I do not accept that “software inventions” are comparable to “mechanical or chemical inventions” — rather, they are akin to literary and musical inventions. The idea of software patents makes as much sense as the idea literary and musical patents. Do those who want software patents also want literary and musical patents? At the Select Committee hearings I attended, I saw no evidence presented to support the claim that software is an “invention” — it was simply assumed.

I do not understand how this in any way affects the freedom of those who write proprietary software. As far as I can see, they can continue to do so, continue to offer proprietary licences for sale, and continue to treat their source code as a trade secret. I am not aware of any evidence that excluding software patents will harm developers of proprietary software. Quite the contrary; Bill Gates has stated that, “If people had understood how patents would be granted when most of today’s ideas were invented, and had taken out patents, the industry would be at a complete standstill today.” It appears the lesson he drew from this was to take out as many patents as possible, so he could do unto others what he was glad others had not done unto him.

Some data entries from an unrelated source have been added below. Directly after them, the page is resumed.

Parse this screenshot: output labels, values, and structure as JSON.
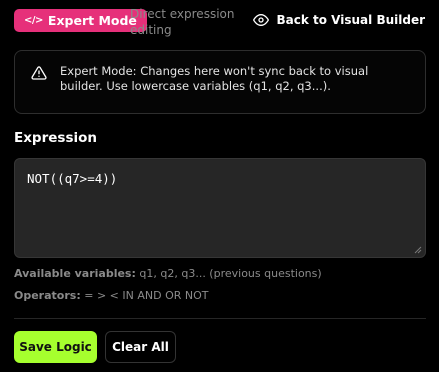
{
  "header": {
    "mode_badge_label": "Expert Mode",
    "mode_badge_icon": "code-icon",
    "mode_description": "Direct expression editing",
    "back_button_label": "Back to Visual Builder",
    "back_button_icon": "eye-icon"
  },
  "alert": {
    "icon": "warning-triangle-icon",
    "text": "Expert Mode: Changes here won't sync back to visual builder. Use lowercase variables (q1, q2, q3...)."
  },
  "expression": {
    "section_title": "Expression",
    "value": "NOT((q7>=4))"
  },
  "info": {
    "variables_label": "Available variables:",
    "variables_text": "q1, q2, q3... (previous questions)",
    "operators_label": "Operators:",
    "operators_text": "= > < IN AND OR NOT"
  },
  "actions": {
    "save_label": "Save Logic",
    "clear_label": "Clear All"
  },
  "colors": {
    "background": "#000000",
    "mode_badge": "#e6307a",
    "save_button": "#a6ff2e",
    "muted_text": "#8a8a8a",
    "input_background": "#262626"
  }
}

A number of people from the New Zealand free software community took the time to write submissions putting the case against software patents and took the time to appear before the committee. If New Zealand developers of proprietary software chose not to take advantage of this opportunity, one may reasonably conclude that they too see no need for software patents. Patent attorneys may well see compelling benefits from software patents, but like any service provider, they need to make their case to the customer, so the customer can make an informed decision.

It’s easy to be cynical about politicians. The committee, representing all parts of the political spectrum, read the submissions, listened to the arguments presented, asked thoughtful questions, and reached a unanimous conclusion. They decided, as many of us have done, that those in favour of software patents have simply not made their case.

Let us hope that when the bill returns to the House, the legislation passes in its amended form.